There are times when I remember I used to belong to someone.
That I was a part of a pair.
Every now and then echoes of my former life penetrate through and with them, a feeling of longing for what was.
It happens most when I get a taste of something that even just slightly resembles what I had before.
Snuggling next to someone, that warm feeling of being held intimately, especially triggers it.
It feels like home.
An ancient feeling stirred from another life that I’ve lived.
I’m Dorothy in Oz.
I’m a clone with phantom memories of my original.
I’m an amnesiac trying to piece together my former self.
I’m Alice trying to wake up from Wonderland.
I spent 13 years feeling like I was home in the arms of the same person.
My forever soul mate.
Or so I had thought.
Then that life ended and this one began.
The past year I have been living like it’s a temporary transition.

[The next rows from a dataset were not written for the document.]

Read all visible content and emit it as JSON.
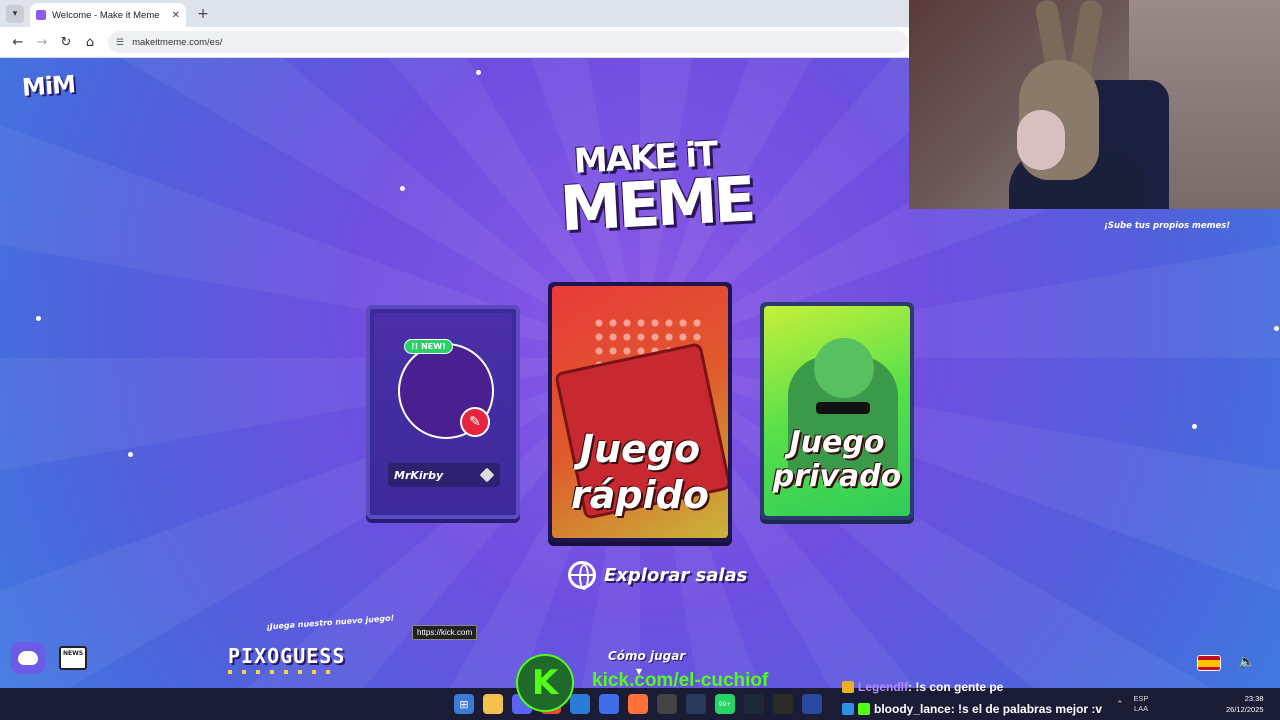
{
  "browser": {
    "tab_title": "Welcome - Make it Meme",
    "url": "makeitmeme.com/es/",
    "new_tab_symbol": "+",
    "close_symbol": "✕"
  },
  "page": {
    "logo_small": "MiM",
    "title_line1": "MAKE iT",
    "title_line2": "MEME",
    "upload_memes": "¡Sube tus propios memes!",
    "profile": {
      "new_badge": "!! NEW!",
      "username": "MrKirby"
    },
    "quick_game": {
      "line1": "Juego",
      "line2": "rápido"
    },
    "private_game": {
      "line1": "Juego",
      "line2": "privado"
    },
    "explore_label": "Explorar salas",
    "promo_text": "¡Juega nuestro nuevo juego!",
    "pixoguess": "PIXOGUESS",
    "tooltip": "https://kick.com",
    "how_to_play": "Cómo jugar",
    "news_label": "NEWS"
  },
  "stream_overlay": {
    "kick_letter": "K",
    "kick_url": "kick.com/el-cuchiof",
    "chat": [
      {
        "user": "Legendlf",
        "message": ": !s con gente pe"
      },
      {
        "user": "bloody_lance",
        "message": ": !s el de palabras mejor :v"
      }
    ]
  },
  "taskbar": {
    "lang_line1": "ESP",
    "lang_line2": "LAA",
    "time": "23:38",
    "date": "26/12/2025",
    "badge_count": "99+"
  },
  "colors": {
    "kick_green": "#53fc18",
    "edit_red": "#e8243c",
    "new_green": "#2bcf6a"
  }
}
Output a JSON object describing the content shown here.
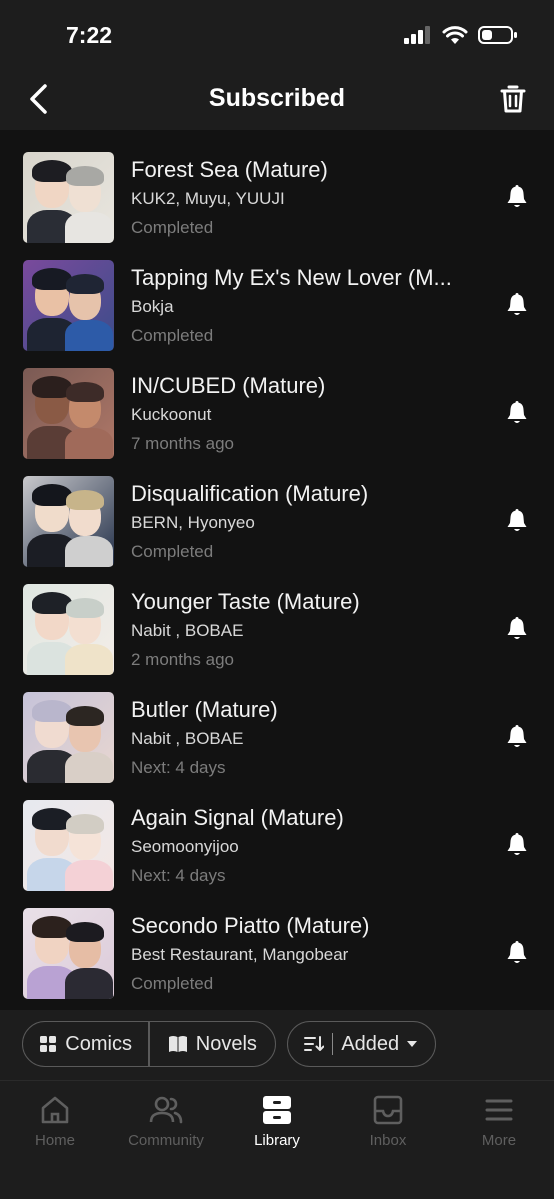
{
  "status_bar": {
    "time": "7:22"
  },
  "header": {
    "title": "Subscribed"
  },
  "items": [
    {
      "title": "Forest Sea (Mature)",
      "author": "KUK2, Muyu, YUUJI",
      "status": "Completed"
    },
    {
      "title": "Tapping My Ex's New Lover (M...",
      "author": "Bokja",
      "status": "Completed"
    },
    {
      "title": "IN/CUBED (Mature)",
      "author": "Kuckoonut",
      "status": "7 months ago"
    },
    {
      "title": "Disqualification (Mature)",
      "author": "BERN, Hyonyeo",
      "status": "Completed"
    },
    {
      "title": "Younger Taste (Mature)",
      "author": "Nabit , BOBAE",
      "status": "2 months ago"
    },
    {
      "title": "Butler (Mature)",
      "author": "Nabit , BOBAE",
      "status": "Next: 4 days"
    },
    {
      "title": "Again Signal (Mature)",
      "author": "Seomoonyijoo",
      "status": "Next: 4 days"
    },
    {
      "title": "Secondo Piatto (Mature)",
      "author": "Best Restaurant, Mangobear",
      "status": "Completed"
    }
  ],
  "filters": {
    "comics_label": "Comics",
    "novels_label": "Novels",
    "sort_label": "Added"
  },
  "tabs": [
    {
      "label": "Home",
      "icon": "home-icon",
      "active": false
    },
    {
      "label": "Community",
      "icon": "community-icon",
      "active": false
    },
    {
      "label": "Library",
      "icon": "library-icon",
      "active": true
    },
    {
      "label": "Inbox",
      "icon": "inbox-icon",
      "active": false
    },
    {
      "label": "More",
      "icon": "more-icon",
      "active": false
    }
  ],
  "colors": {
    "background": "#121212",
    "bar": "#1d1d1d",
    "muted_text": "#7c7c7c",
    "inactive_tab": "#5f5f5f"
  }
}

Much like staying in a waiting room until something permanent is established.
I haven’t seen it as real life, just a surreal in-between of what was and what is to come.
But today it struck me that this is my new normal.
This is my life.
I’ve been feeling like this is all “just for now”.
A cycle I spin in until my real life is ready.
The muscle memories I carry of intimate moments from my past makes me feel like that’s what I’m trying to recover.
But that is not my life anymore.
There is no going back to what was.
No matter how many times I try to re-create it, it will never be the same.
Because I’m not the same.
And things have changed.
I struggle with my new reality.
Parts of me miss being married.
Miss it a lot.
Other parts of me enjoy my new freedom.
Enjoy it a lot.
How can I integrate the two?
When will this new life start to feel real, like it’s where I belong?
When will I reconcile the loss of my former self with the discovery of my current self?
How can I be happy being both when there are losses felt from all sides?
So this is my life now?
Why do I still feel like there should be so much more?
Is this what caterpillars feel like when they are in the cocoon?
Or do I already have my wings and am too busy missing being a caterpillar to notice?